Bellina asciugò le lacrime con la manica, poi trasse dalla tasca un cerchietto d’oro, un orecchino sfuggito di mano alla zia quando era svenuta lì sul sentiero due settimane prima.
“Aiuto, aiuto!”, aveva gridato ed era rimasta a guardare il corpo esanime e la macchia che si andava allargando sulla gonna chiara colorandola di rosso.
La prima ad arrivare era stata Maria.
“Santa Rita aiutaci, il bambino!”, aveva esclamato portando le mani ai capelli.
Quale bambino? Bellina si era guardata attorno inutilmente. Il seguito era stato un frenetico via vai di gente, il medico, i nonni, il parroco e tre giorni dopo i parenti per il funerale di Carlotta. Poi tutti erano ripartiti, per ultimi i nonni accompagnati dal giardiniere Berto loro uomo di fiducia ed era sceso il silenzio.

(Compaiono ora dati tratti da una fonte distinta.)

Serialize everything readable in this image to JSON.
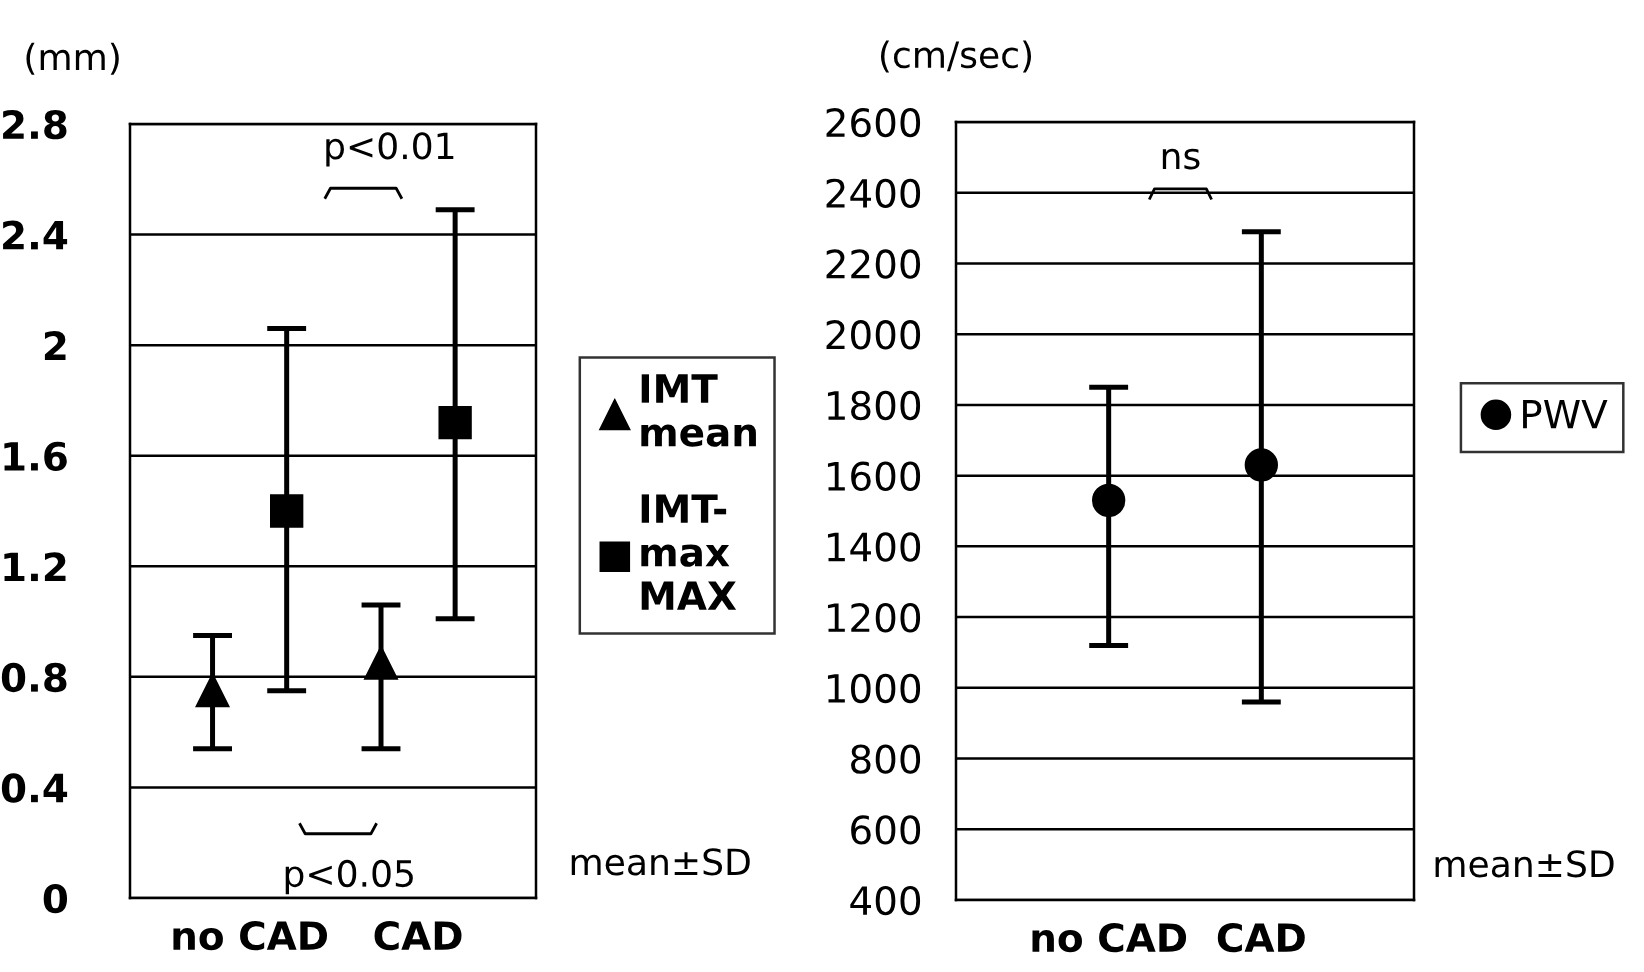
{
  "chart_data": [
    {
      "type": "scatter",
      "ylabel": "(mm)",
      "categories": [
        "no CAD",
        "CAD"
      ],
      "ylim": [
        0,
        2.8
      ],
      "yticks": [
        0,
        0.4,
        0.8,
        1.2,
        1.6,
        2,
        2.4,
        2.8
      ],
      "grid": "y",
      "legend": "right",
      "series": [
        {
          "name": "IMT\nmean",
          "color": "#000000",
          "marker": "triangle",
          "values": [
            0.75,
            0.85
          ],
          "errors": [
            [
              0.54,
              0.95
            ],
            [
              0.54,
              1.06
            ]
          ]
        },
        {
          "name": "IMT-\nmax\nMAX",
          "color": "#000000",
          "marker": "square",
          "values": [
            1.4,
            1.72
          ],
          "errors": [
            [
              0.75,
              2.06
            ],
            [
              1.01,
              2.49
            ]
          ]
        }
      ],
      "annotations": [
        "p<0.01",
        "p<0.05",
        "mean±SD"
      ]
    },
    {
      "type": "scatter",
      "ylabel": "(cm/sec)",
      "categories": [
        "no CAD",
        "CAD"
      ],
      "ylim": [
        400,
        2600
      ],
      "yticks": [
        400,
        600,
        800,
        1000,
        1200,
        1400,
        1600,
        1800,
        2000,
        2200,
        2400,
        2600
      ],
      "grid": "y",
      "legend": "right",
      "series": [
        {
          "name": "PWV",
          "color": "#000000",
          "marker": "circle",
          "values": [
            1530,
            1630
          ],
          "errors": [
            [
              1120,
              1850
            ],
            [
              960,
              2290
            ]
          ]
        }
      ],
      "annotations": [
        "ns",
        "mean±SD"
      ]
    }
  ]
}
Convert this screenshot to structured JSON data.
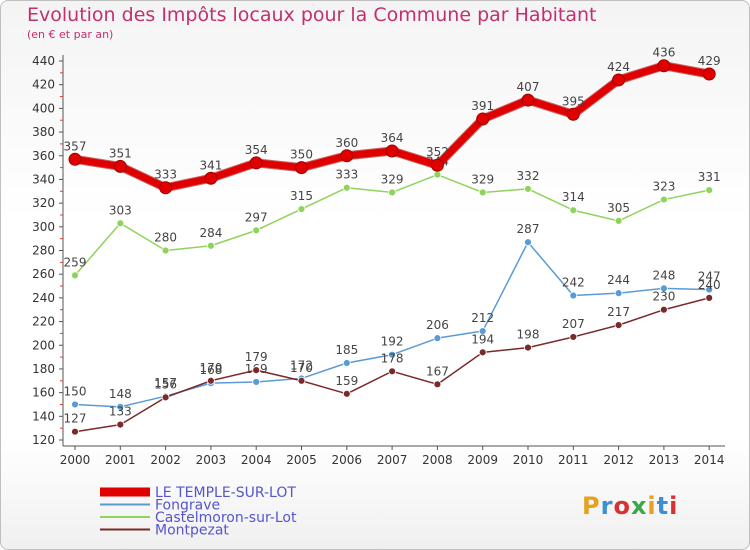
{
  "header": {
    "title": "Evolution des Impôts locaux pour la Commune par Habitant",
    "subtitle": "(en € et par an)"
  },
  "logo": {
    "text": "Proxiti",
    "colors": [
      "#e8a020",
      "#3a8fd6",
      "#d93030",
      "#3aa84a",
      "#e8a020",
      "#3a8fd6",
      "#d93030"
    ]
  },
  "chart_data": {
    "type": "line",
    "x": [
      2000,
      2001,
      2002,
      2003,
      2004,
      2005,
      2006,
      2007,
      2008,
      2009,
      2010,
      2011,
      2012,
      2013,
      2014
    ],
    "xticks": [
      "2000",
      "2001",
      "2002",
      "2003",
      "2004",
      "2005",
      "2006",
      "2007",
      "2008",
      "2009",
      "2010",
      "2011",
      "2012",
      "2013",
      "2014"
    ],
    "ylim": [
      120,
      440
    ],
    "yticks": [
      120,
      140,
      160,
      180,
      200,
      220,
      240,
      260,
      280,
      300,
      320,
      340,
      360,
      380,
      400,
      420,
      440
    ],
    "grid": false,
    "legend_position": "bottom-left",
    "series": [
      {
        "name": "LE TEMPLE-SUR-LOT",
        "color": "#e00000",
        "text_color": "#5555cc",
        "width": 7,
        "values": [
          357,
          351,
          333,
          341,
          354,
          350,
          360,
          364,
          352,
          391,
          407,
          395,
          424,
          436,
          429
        ]
      },
      {
        "name": "Fongrave",
        "color": "#5a9bd5",
        "text_color": "#5555cc",
        "width": 1.5,
        "values": [
          150,
          148,
          157,
          168,
          169,
          172,
          185,
          192,
          206,
          212,
          287,
          242,
          244,
          248,
          247
        ]
      },
      {
        "name": "Castelmoron-sur-Lot",
        "color": "#8fd45a",
        "text_color": "#5555cc",
        "width": 1.5,
        "values": [
          259,
          303,
          280,
          284,
          297,
          315,
          333,
          329,
          344,
          329,
          332,
          314,
          305,
          323,
          331
        ]
      },
      {
        "name": "Montpezat",
        "color": "#7a2a2a",
        "text_color": "#5555cc",
        "width": 1.5,
        "values": [
          127,
          133,
          156,
          170,
          179,
          170,
          159,
          178,
          167,
          194,
          198,
          207,
          217,
          230,
          240
        ]
      }
    ]
  }
}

Bellina ripose l’orecchino, si alzò e camminò pensierosa fino al nido dell’elefante. Si trattava della vecchia ghiacciaia la cui cupola collassando aveva originato un cratere dall’aspetto di un grande nido ancora più evidente a fine estate quando l’acero rosso lasciava cadere le foglie.
La bimba si adagiò sul morbido letto e fece ruotare lo sguardo, se fosse stata fortunata avrebbe potuto vedere un uccelletto. Un pettirosso apparve dal nulla, saltellò qua e là poi scomparve oltre il bordo, lei tentò di seguirlo e si affacciò. “Mamma, mamma!”, urlò più forte che poté.

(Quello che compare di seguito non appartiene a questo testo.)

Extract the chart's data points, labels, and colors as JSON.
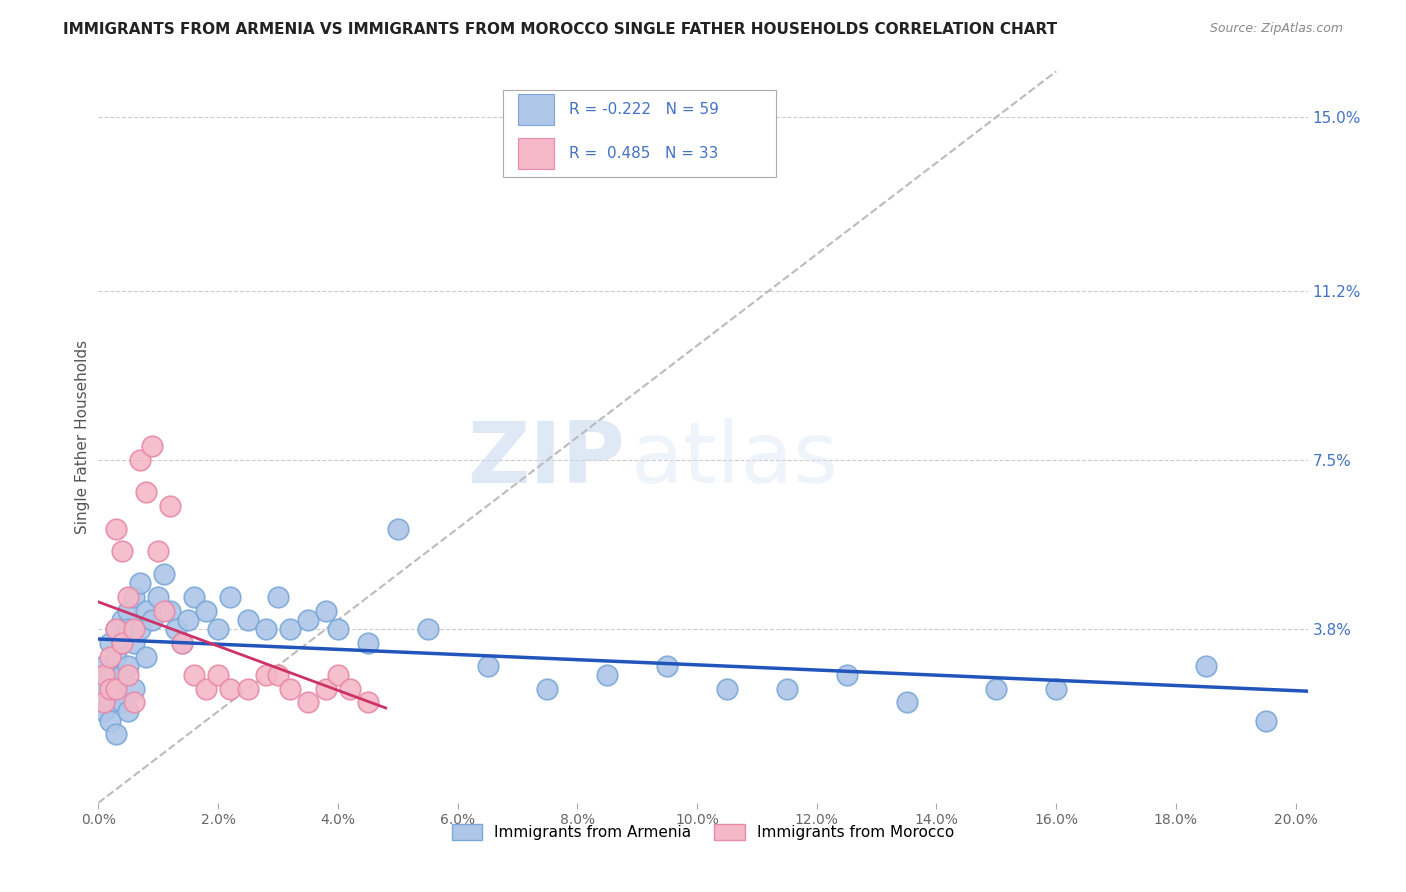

Giunsero la signora e l’istitutrice e rimasero impietrite: tra i cespugli di oleandro giaceva un giovane uomo trafitto all’addome con una forca, un rivolo di sangue non ancora rappreso usciva dalla bocca e inondava l’orecchio al cui lobo brillava un tondo d’oro.
Miss Eleanor abbracciò la bambina sconvolta. “Bellina, tranquilla. Ora il gioco è difficile, siamo nelle caselle del rosso. Dobbiamo essere pazienti, presto verranno le caselle del verde e tutto sarà bello”, disse con dolcezza.
La piccola aveva fiducia nella sua tata, accettò la spiegazione e si mise in attesa.
L’ispettore incaricato delle indagini si trattenne una settimana alla villa e dopo innumerevoli interrogatori redasse un rapporto in cui si affermava che la vittima era un nomade visto in paese poche volte dall’inizio dell’anno. Inoltre sei testimoni affermavano che uno straniero dal turbante bianco aveva alloggiato presso uno di loro per alcuni giorni ed era sparito subito dopo l’omicidio. Riguardo l’arma del delitto, essa proveniva dal capanno degli attrezzi peraltro accessibile a chiunque. Non rimaneva che formalizzare un’accusa contro ignoti.
Rientrato in città il funzionario, tornarono i nonni accompagnati da Berto e portarono un dono ai bambini, Bellina ebbe una graziosa scatola verde, l’aprì emozionata e trovò una meravigliosa bambola. Felice corse nella stanza dei giochi, dove miss Eleanor stava riordinando.
“Miss, il Gioco cambia, siamo nelle caselle del verde” disse allegra abbracciandola.
Tornò in corridoio vide la porta dello studio socchiusa e curiosò. Il nonno parlava con Berto.
“Fanne sei parti e paga i testi”, diceva consegnandogli un sacchetto di stoffa verde. “E questi sono per te” concluse porgendo una mazzetta di biglietti verdi anch’essi.
Bellina non ebbe più dubbi, era nelle caselle del verde, strinse la bambola ed uscì in cortile saltellando agile e leggera.